In the simple case a page table is just an array that contains the mapping between logical and physical address. Some number of high order bits of an address serve as an index into the page table. The corresponding page table entry specifies the physical page frame the logical page is mapped to.
Some number of low order bits of the addressserve as the offset into the physical page frame.
The operating system maintains the page tables in the format the MMU expects them to be in. The MMU does the translation between logical addresses an physical addresses transparently.
The disk block size is irrelevant to this translation.

Can someone explain this diagram on Paging (virtual memory) to me?

I've been trying to understand virtual memory but when I get into the real specifics of it I just get confused. I understand (or feel like I do) the fact that virtual memory is a way for a process to "think" that it has a certain amount of memory allocated to it. The virtual address space is partitioned into equal sized pages, the physical memory is partitioned into equal sized frames, and the pages map to the frames.
But like..when does this happen? In this diagram, the CPU is running Program P. That means that a part of P was already in the physical memory, correct? (Since the cpu only has access to the physical/main memory). So what exactly is being pointed at by the CPU? I see that it's a page in the virtual memory space, so like..what exactly does this page represent? Is it an instruction? Are we moving an instruction from virtual memory to physical memory, so that more of the program is in physical memory (that hadn't been needed up until that point)? Am I way off? Can someone explain this to me?
The diagram shows the process of translating a virtual address to a physical address.
The fat arrow from Program P to CPU symbolizes the program being "fed" into the CPU.1
The CPU "points" to a virtual address used by an instruction to address a memory location in the program P. It is divided into two parts:
Page Table Index (p): the virtual address contains an index into the page table, which maps a page to a page frame (f). For a description of the mechanism, including multi-level paging, read this.
Offset (o): as you can see, the offset is directly added to the physical address, since paging's smallest addressable unit is a page, not a byte
Finally, the calculated address is used to address a memory location in physical memory.
1 "fed" means "read (pronounced like red) from secondary storage into RAM and executing the program instruction by instruction".
I would not bother trying to understand that diagram because it makes no sense.
It is titled "Paging" but the diagram does not show paging at all.
What you are missing is that there are two steps. First there is logical memory translation (what the diagram kinda, sorta) shows.
Physical memory is arranged in an array of PAGE FRAMES of some fixed size (e.g., 1K, 4K).
Each process has a LOGICAL ADDRESS SPACE consisting of PAGES that match the page frame size.
The logical address space is defined by a PAGE TABLE managed by the operating system.
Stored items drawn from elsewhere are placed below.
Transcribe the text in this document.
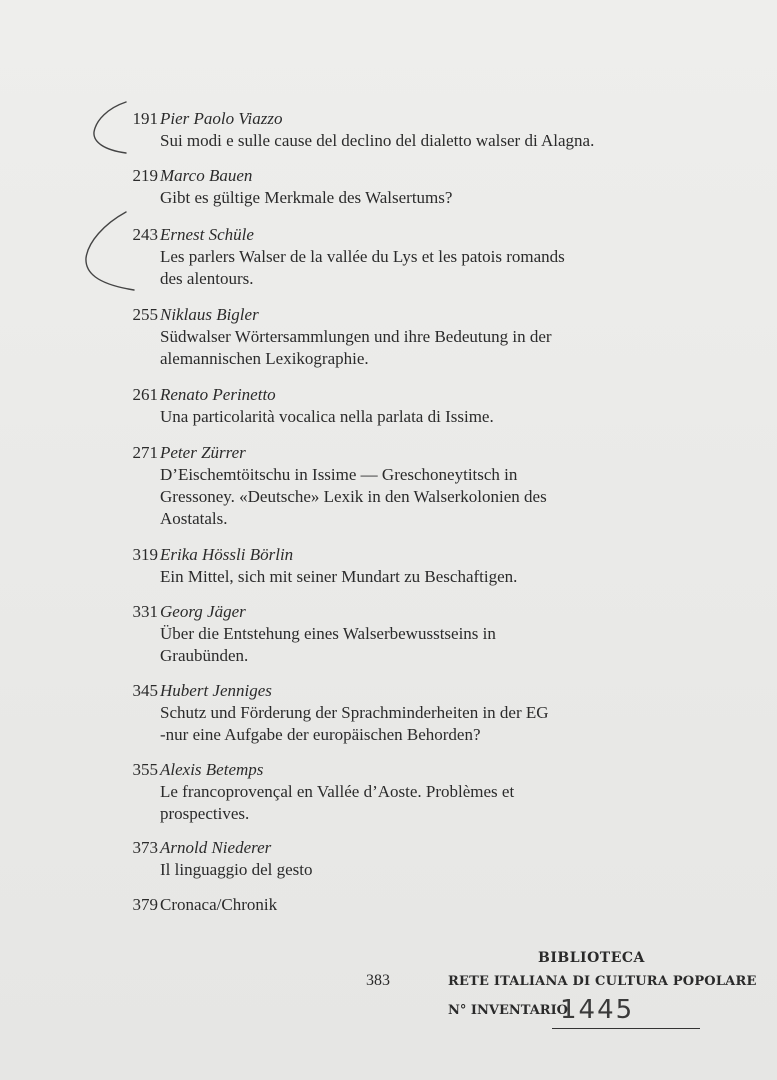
191 Pier Paolo Viazzo
Sui modi e sulle cause del declino del dialetto walser di Alagna.
219 Marco Bauen
Gibt es gültige Merkmale des Walsertums?
243 Ernest Schüle
Les parlers Walser de la vallée du Lys et les patois romands
des alentours.
255 Niklaus Bigler
Südwalser Wörtersammlungen und ihre Bedeutung in der
alemannischen Lexikographie.
261 Renato Perinetto
Una particolarità vocalica nella parlata di Issime.
271 Peter Zürrer
D’Eischemtöitschu in Issime — Greschoneytitsch in
Gressoney. «Deutsche» Lexik in den Walserkolonien des
Aostatals.
319 Erika Hössli Börlin
Ein Mittel, sich mit seiner Mundart zu Beschaftigen.
331 Georg Jäger
Über die Entstehung eines Walserbewusstseins in
Graubünden.
345 Hubert Jenniges
Schutz und Förderung der Sprachminderheiten in der EG
-nur eine Aufgabe der europäischen Behorden?
355 Alexis Betemps
Le francoprovençal en Vallée d’Aoste. Problèmes et
prospectives.
373 Arnold Niederer
Il linguaggio del gesto
379 Cronaca/Chronik
383
BIBLIOTECA
RETE ITALIANA DI CULTURA POPOLARE
N° INVENTARIO
1445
The page table maps logical pages to physical page frames.
If there are two processes (X and Y), logical address Q in process X and address Y map to different physical page frames in most cases.
Usually there is a range of logical addresses that are assigned to the SYSTEM ADDRESS SPACE. Those logical pages map to the same physical page for all processes.
Processes only address logical pages. The have no knowledge of physical pages. The Program Counter register always refers to logical addresses. The CPU automatically translates logical pages to physical page frames. The translation is entirely transparent to the process. The operating system is the only thing that has any knowledge of physical page frame but it only manages the page tables; the CPU does the translation.
Paging is something different but related.
When a program accesses a memory address, the CPU attempts to translate that into a physical address within a page frame. Several steps occur.
The CPU locates the page table entry for the requested page.
There may not be a page page table entry at all for the page. The diagram shows a contiguous logical to physical mapping. That rarely occurs. The logical address space usually has clusters of valid pages with gaps between them. If there is no page table entry for the address, the CPU triggers an exception.
The CPU reads the page table entry to determine if it references a valid page frame.
There may be an entry for the page that has not been mapped to the logical address space (e.g., the first page is usually not mapped to trap null pointer errors). If the page has not been mapped, that triggers an exception.
The CPU checks whether the access is permitted for the current processor mode.
Read/Write/Execute protection can be set for a page and access can be restricted by mode (kernel mode, user mode, or some other mode in some processors).
If the access is not permitted, the CPU triggers an exception.
[Here is where paging comes in] The CPU checks whether the page has been mapped to a physical page frame. If not, the CPU triggers a PAGE FAULT. The OS responds by locating where the page is stored in a paging file, mapping the page table to a physical page frame, loading the data from the page file into memory, and then restarting the instruction.
I guess most of your confusion comes from the fact that the above diagram is a little bit misguided.
Please note that the lack of the IP register and some extra text # both 'Tables' are the problematic ones. The rest is OK.
I show you below the same but fixed diagram which makes more sense.
As others guys already told you, the above diagram is just the translation scheme for the addresses that the CPU use to fetch the actual instructions & operands from P's virtual address space. Did you see it? It's all about addresses and nothing else!!!
It shows you how virtual addresses are managed by the CPU (in a paged scheme) in order to reach the next instruction or operand from the real physical memory using physical addresses.
The explanation of 'Downvoter' is great for that, so no need to add anything else.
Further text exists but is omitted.